Maybe you have experienced it before. You expected a dear friend to stay with you through a difficult situation, but he or she wasn’t there and that make you hold grudges against that person. You expected your mum to understand you, but she didn’t so you started hating her. You expected your partner to accept you for who you are, but he or she wants some part of you to change, and you felt unloved. You expected to make it big in your business venture, but it didn’t so you felt you are a failure.
Expectation vs. Hope
You probably have heard this many times: “Expect the worst, hope for the best.” In his book The Awakened Heart, Dr Gerald May, a US psychiatrist for 25 years, defines expectation as a “rigid clinging to unreal belief.” Expectation is demanding exactly what we want to happen regardless of what is actually happening. That means even if we know that it may not be possible, we still hold on to that belief that it is.

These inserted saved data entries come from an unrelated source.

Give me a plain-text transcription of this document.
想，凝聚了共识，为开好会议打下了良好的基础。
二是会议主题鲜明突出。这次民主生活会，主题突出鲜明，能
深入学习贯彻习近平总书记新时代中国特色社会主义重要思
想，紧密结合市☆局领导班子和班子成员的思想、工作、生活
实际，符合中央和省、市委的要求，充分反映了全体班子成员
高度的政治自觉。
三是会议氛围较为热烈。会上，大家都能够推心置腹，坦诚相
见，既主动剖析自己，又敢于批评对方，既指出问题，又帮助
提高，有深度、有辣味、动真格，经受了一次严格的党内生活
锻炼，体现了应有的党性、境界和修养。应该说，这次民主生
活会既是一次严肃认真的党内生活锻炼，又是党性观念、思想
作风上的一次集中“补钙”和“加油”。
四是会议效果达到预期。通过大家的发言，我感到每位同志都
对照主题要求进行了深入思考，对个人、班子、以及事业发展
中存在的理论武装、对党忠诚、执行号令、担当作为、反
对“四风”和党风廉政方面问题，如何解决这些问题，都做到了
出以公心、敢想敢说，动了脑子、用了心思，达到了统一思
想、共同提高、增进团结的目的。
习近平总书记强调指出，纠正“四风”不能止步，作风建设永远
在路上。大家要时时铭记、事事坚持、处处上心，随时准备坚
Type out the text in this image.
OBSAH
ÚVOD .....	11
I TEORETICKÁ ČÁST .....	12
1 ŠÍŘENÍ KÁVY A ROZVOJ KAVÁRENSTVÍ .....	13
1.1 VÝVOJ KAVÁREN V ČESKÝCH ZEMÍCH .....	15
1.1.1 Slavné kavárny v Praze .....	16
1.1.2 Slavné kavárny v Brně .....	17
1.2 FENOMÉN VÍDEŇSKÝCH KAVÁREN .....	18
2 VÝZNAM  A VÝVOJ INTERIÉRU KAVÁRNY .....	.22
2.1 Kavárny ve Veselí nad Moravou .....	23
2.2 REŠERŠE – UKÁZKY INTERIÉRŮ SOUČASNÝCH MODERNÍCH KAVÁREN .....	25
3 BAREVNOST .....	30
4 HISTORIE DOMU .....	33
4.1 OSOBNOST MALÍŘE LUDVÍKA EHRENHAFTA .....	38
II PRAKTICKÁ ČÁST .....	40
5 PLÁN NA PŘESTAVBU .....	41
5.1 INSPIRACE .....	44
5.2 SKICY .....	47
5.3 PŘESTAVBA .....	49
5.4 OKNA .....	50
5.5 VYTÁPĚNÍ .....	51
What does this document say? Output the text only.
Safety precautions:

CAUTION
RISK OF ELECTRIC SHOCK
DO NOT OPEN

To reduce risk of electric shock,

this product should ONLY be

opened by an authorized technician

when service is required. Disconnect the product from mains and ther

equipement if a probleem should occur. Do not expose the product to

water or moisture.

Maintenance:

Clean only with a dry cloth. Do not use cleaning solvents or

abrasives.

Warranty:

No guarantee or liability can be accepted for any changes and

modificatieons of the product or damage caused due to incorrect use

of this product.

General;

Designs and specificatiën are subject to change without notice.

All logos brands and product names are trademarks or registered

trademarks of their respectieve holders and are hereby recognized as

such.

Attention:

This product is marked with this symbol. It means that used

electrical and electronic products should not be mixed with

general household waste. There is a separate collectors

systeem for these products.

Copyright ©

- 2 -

And because of this, expectation is also rigid. It doesn’t change when it has to, leaving the person stuck in a dark place. That means we hold on to them. Some people can’t give it up. Some won’t let it go.
Hope on the other hand is much different. While expectation is assuming that something will happen, hope is wishing that something will happen. Unlike the latter, hope is flexible. It changes depending on the situation, and responds well to it. And since hope comes with uncertainty, it does not die when it goes unmet. So when things don’t go the way you hoped for, it doesn’t lead to disappointment. It doesn’t discourage you. You still find yourself hoping.
The Secret to Happiness
A recent study by the University College of London indicates that the secret to happiness is setting low expectations. As lead author and neuroscientist Robb Rutledge puts it, “Happiness depends not on how well things are going but whether things are going better or worse than expected.”
“We find that there is some truth to this: Lower expectations make it more likely that an outcome will exceed those expectations and have a positive impact on happiness.”
It’s not that you should walk around gloomy all of the time. Having expectations at all for a lunch date with a friend for instance, can lift your spirits as soon as you start planning out, Rutledge explained. But anticipating the greatest meal of your life could result in feeling pretty disappointed. In the first part of the study, 26 subjects made decisions that led to financial wins or losses, while being monitored by an MRI machine. After analysing the brain scans, researchers found that it was not the amount of total money or points won that mattered — it was how winning or losing stacked up to expectations formed during past experiences.
So there you have it. If you want to be happier, lower your expectations. Expect no good things to come to you. This doesn’t mean you should be all negative. In fact, not expecting is one of the positive traits of optimistic people. They are cheerful because they are able to hope for the best, but still see good things even in worse situations.
Low expectation is especially beneficial for building and maintaining relationship with others. We appreciate our friends and family more for every single thing they do for us, when we are not driven by expectations. We’re happier to accept other people’s difficult behaviours when we expect less from them. Not only will we become happier, we will also become more compassionate towards others.
So there you have it. If you want to be happier and more compassionate in life, lower your expectations. With less expectation, there’s greater happiness and fewer disappointments.